Community values die as data age grows
By ANDREW LEIBENGUTH
The data age, despite its many benefits to society, has become an increasingly greater distraction towards the needs and growth of populace communities - and organizations that foster to them.
How many hours do you spend a week with your computer or hand-held device? Now, more than ever, people are spending more and more of their available time browsing the Internet, texting or using social media sites. The time people spend on the Internet (whether it be on a personal computer, laptop, television, tablet or cell phone) can steal desperately needed time, manpower and funding away from social and community-minded organizations which habitually help to build and preserve community values. Users should spend more time getting involved or supporting their community; whether it be with a church, club, group, lodge, order, society, post, detachment, chapter or so on.
According to MediaBistro.com, users are spending more than one fifth (22 percent) of their time engaging on sites such as Twitter, Facebook and Pinterest. It adds that the global online Internet population now exceeds two billion, with the average U.S. Internet user spending 32 hours online each and every month. A total of 3,995,444 million years worth of time are spent online globally every month. Imagine if these users donated only 1 percent of that time to their community. That would come out to just under 40,000 million years of community time a month.
Don't get me wrong. I, of all people, love and utilize the Internet on a daily basis. I regularly use it to communicate events and fundraisers, even finding time to create and routinely update a community website.
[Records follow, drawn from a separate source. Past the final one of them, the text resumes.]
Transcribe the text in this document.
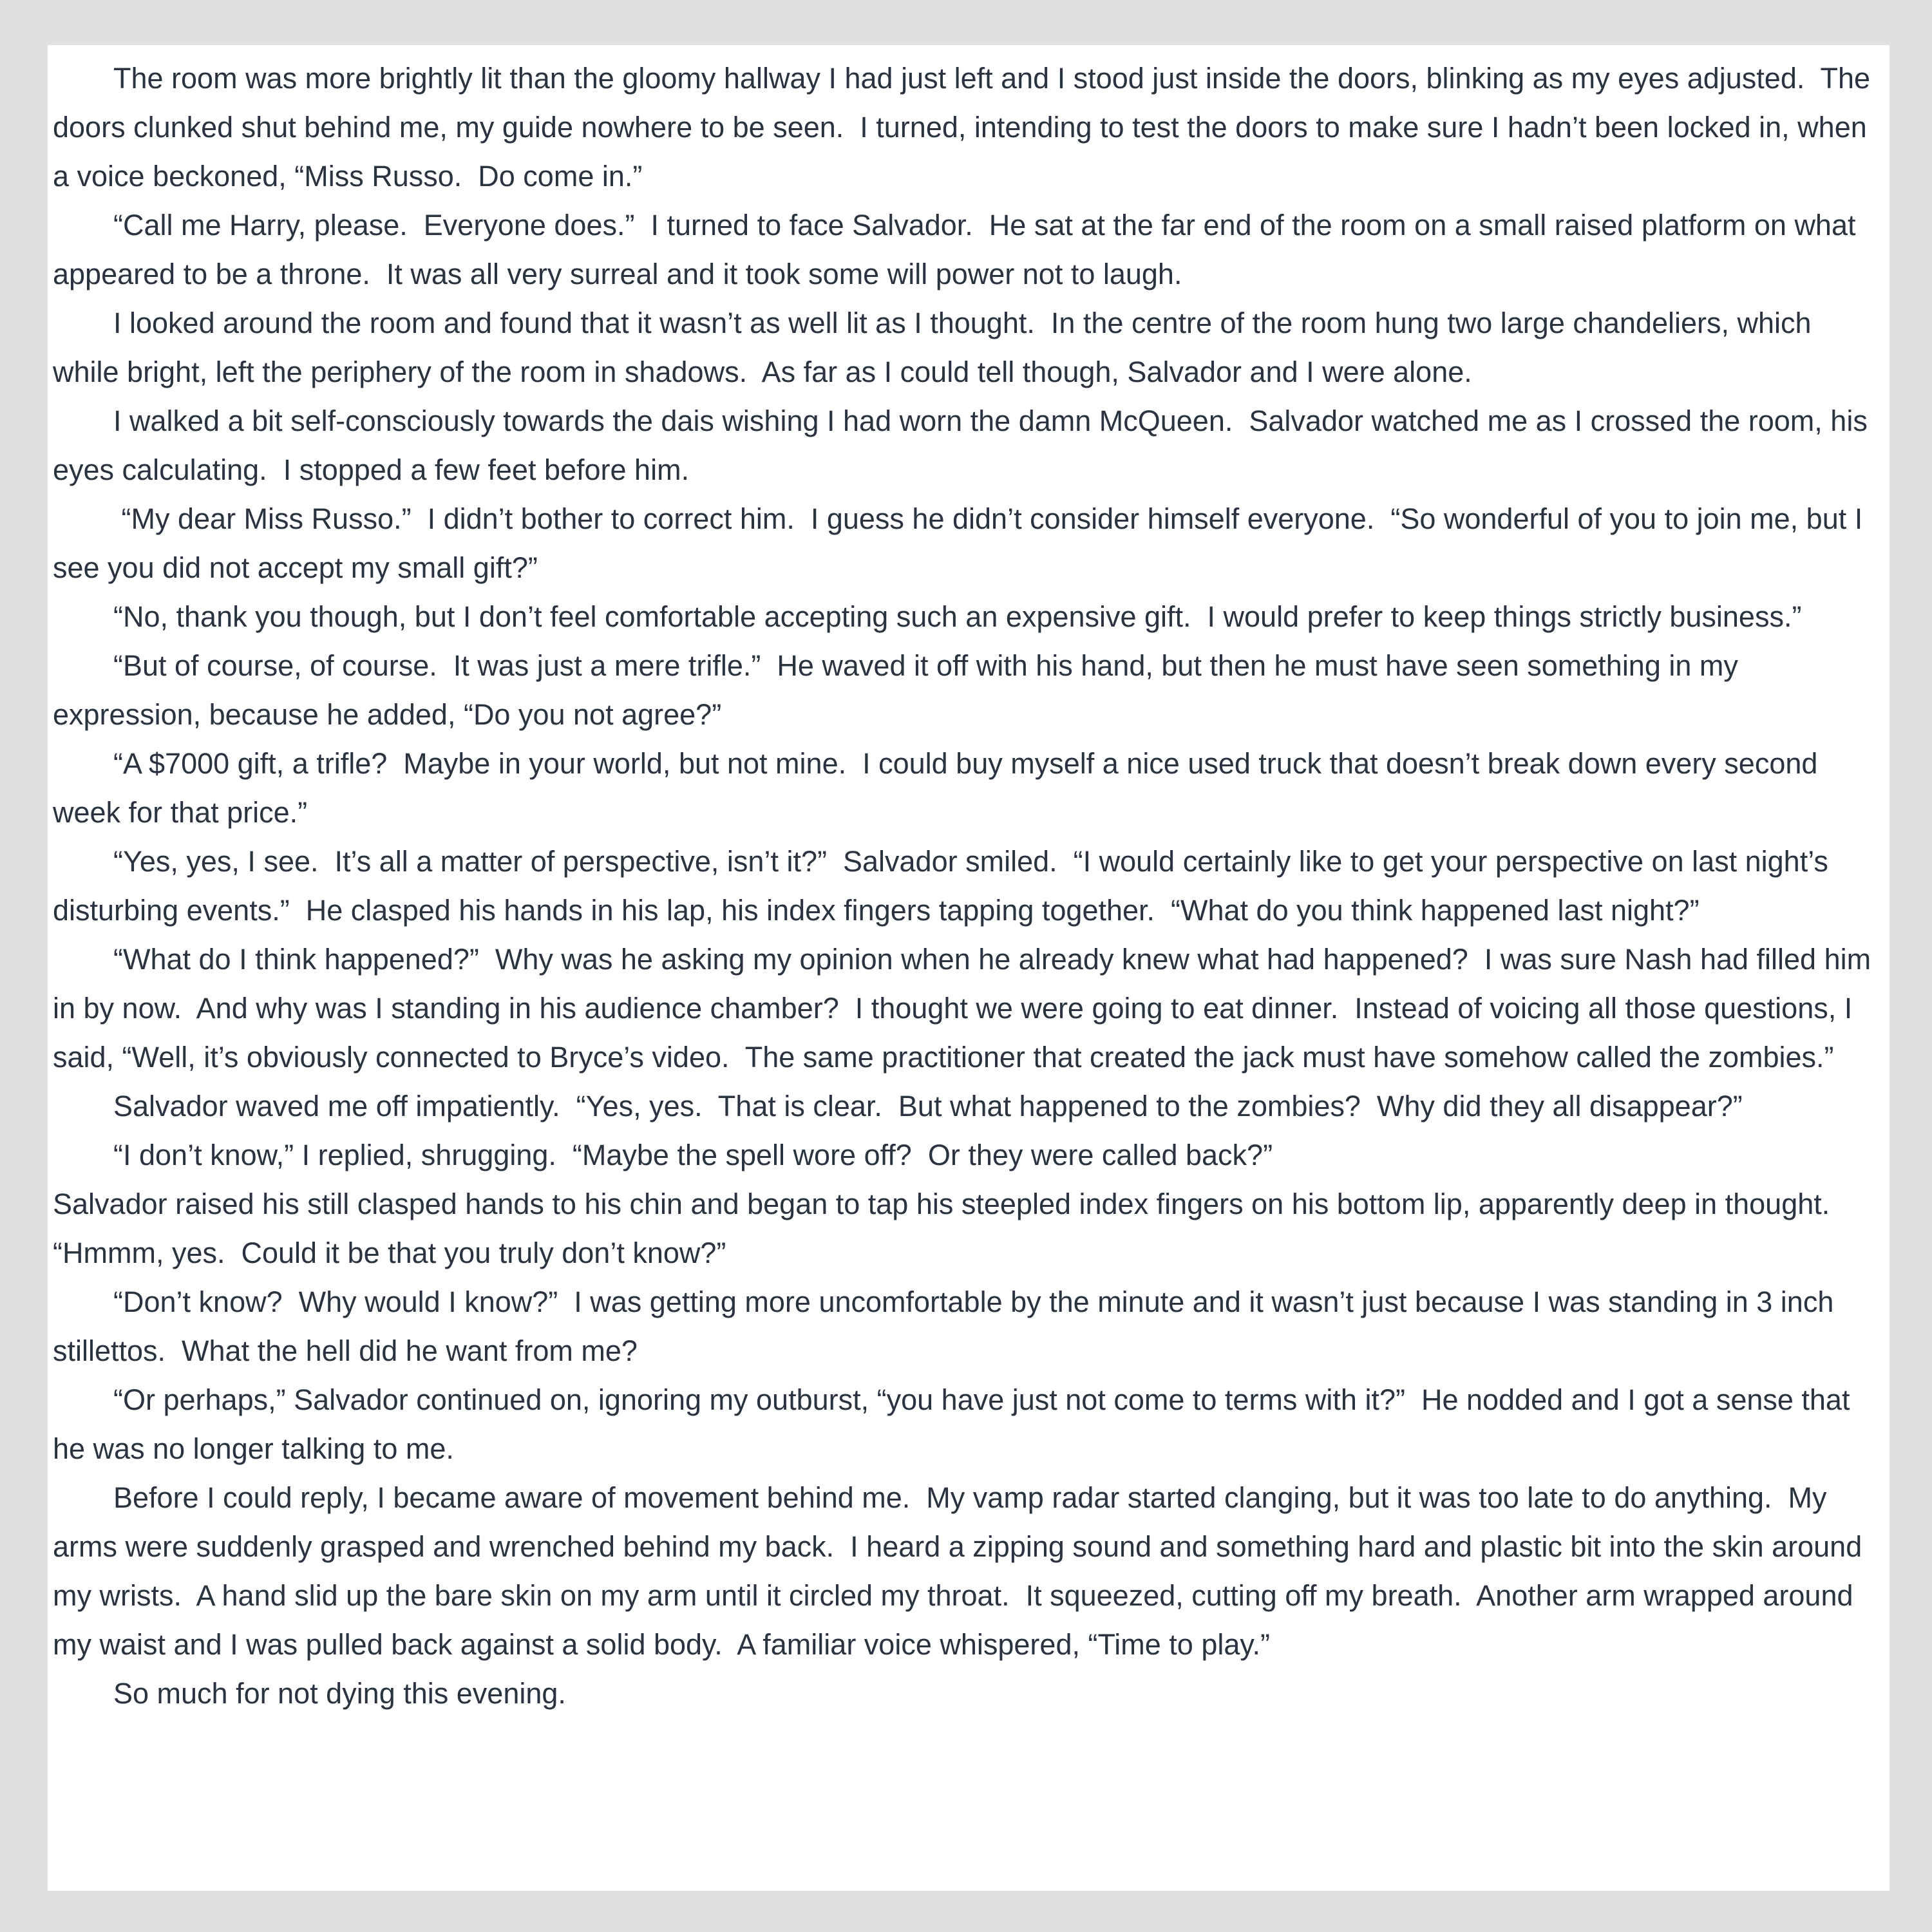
The room was more brightly lit than the gloomy hallway I had just left and I stood just inside the doors, blinking as my eyes adjusted.  The doors clunked shut behind me, my guide nowhere to be seen.  I turned, intending to test the doors to make sure I hadn’t been locked in, when a voice beckoned, “Miss Russo.  Do come in.”

“Call me Harry, please.  Everyone does.”  I turned to face Salvador.  He sat at the far end of the room on a small raised platform on what appeared to be a throne.  It was all very surreal and it took some will power not to laugh.

I looked around the room and found that it wasn’t as well lit as I thought.  In the centre of the room hung two large chandeliers, which while bright, left the periphery of the room in shadows.  As far as I could tell though, Salvador and I were alone.

I walked a bit self-consciously towards the dais wishing I had worn the damn McQueen.  Salvador watched me as I crossed the room, his eyes calculating.  I stopped a few feet before him.

“My dear Miss Russo.”  I didn’t bother to correct him.  I guess he didn’t consider himself everyone.  “So wonderful of you to join me, but I see you did not accept my small gift?”

“No, thank you though, but I don’t feel comfortable accepting such an expensive gift.  I would prefer to keep things strictly business.”

“But of course, of course.  It was just a mere trifle.”  He waved it off with his hand, but then he must have seen something in my expression, because he added, “Do you not agree?”

“A $7000 gift, a trifle?  Maybe in your world, but not mine.  I could buy myself a nice used truck that doesn’t break down every second week for that price.”

“Yes, yes, I see.  It’s all a matter of perspective, isn’t it?”  Salvador smiled.  “I would certainly like to get your perspective on last night’s disturbing events.”  He clasped his hands in his lap, his index fingers tapping together.  “What do you think happened last night?”

“What do I think happened?”  Why was he asking my opinion when he already knew what had happened?  I was sure Nash had filled him in by now.  And why was I standing in his audience chamber?  I thought we were going to eat dinner.  Instead of voicing all those questions, I said, “Well, it’s obviously connected to Bryce’s video.  The same practitioner that created the jack must have somehow called the zombies.”

Salvador waved me off impatiently.  “Yes, yes.  That is clear.  But what happened to the zombies?  Why did they all disappear?”

“I don’t know,” I replied, shrugging.  “Maybe the spell wore off?  Or they were called back?”

Salvador raised his still clasped hands to his chin and began to tap his steepled index fingers on his bottom lip, apparently deep in thought.  “Hmmm, yes.  Could it be that you truly don’t know?”

“Don’t know?  Why would I know?”  I was getting more uncomfortable by the minute and it wasn’t just because I was standing in 3 inch stillettos.  What the hell did he want from me?

“Or perhaps,” Salvador continued on, ignoring my outburst, “you have just not come to terms with it?”  He nodded and I got a sense that he was no longer talking to me.

Before I could reply, I became aware of movement behind me.  My vamp radar started clanging, but it was too late to do anything.  My arms were suddenly grasped and wrenched behind my back.  I heard a zipping sound and something hard and plastic bit into the skin around my wrists.  A hand slid up the bare skin on my arm until it circled my throat.  It squeezed, cutting off my breath.  Another arm wrapped around my waist and I was pulled back against a solid body.  A familiar voice whispered, “Time to play.”

So much for not dying this evening.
Everywhere you turn, you see an organization asking for membership or raising funds for a worthy cause. Still, a rising number of area organizations, some over 100 years old, remain on the edge of existence, not knowing if they'll be able to stay together another year. In hopes of surviving, some organizations have opted to "get with the times" by passing on information about their events and programs via the Internet. Sadly, these few communication and organizational benefits don't outweigh the increased lack of active memberships, community participation and support.
Before the Internet, the primary means of keeping busy either involved watching television, listening to the radio or participating in a community or organizational event. Now, the data age has given us even more forms of immediate entertainment and high tech distractions, to include entertainment devices, electronic gadgets, state-of-the-art toys and communication devices.
The budding lack of manpower means many clubs and organizations around our area are operating on an active member skeleton crew, with a decreasing amount of people able or willing to push forth with the organization's mission.
Younger generations, who are expected to be the future of these organizations, have never been exposed to the efforts and benefits of these organizations and are only concerned about items relating to them, their electronic devices and, of course, their friends on social media websites. They also wouldn't understand how a specific organization's disappearance over time would impact them and the local community. In addition to providing community members routine event venues to socialize and share their thoughts, mission-oriented organizations routinely help promote social interaction and greater things within our society. The mission and events of these social or community-minded organizations encourage and share community interaction, kind-doings, area pride, family values and simple public know-how.
Many Americans, rather than interacting with their community, live most of their lives online, opting to do practically everything online, such as playing games, socializing or making friends.
People don't have to avoid going online completely. That wouldn't make sense. Although they should understand that there are other more rewarding things they can do with their time.
In addition, spending too much time online could negatively affect their life, as well as their family's. They also need to realize that if they'd rather sit at a desk instead of going outside or getting some exercise, then their health is also at risk.
Limiting the time you spend online is beneficial to your social and physical health, as well as the wellness and growth of your community.
Don't be a cyber potato - get up, have fun, and make a difference.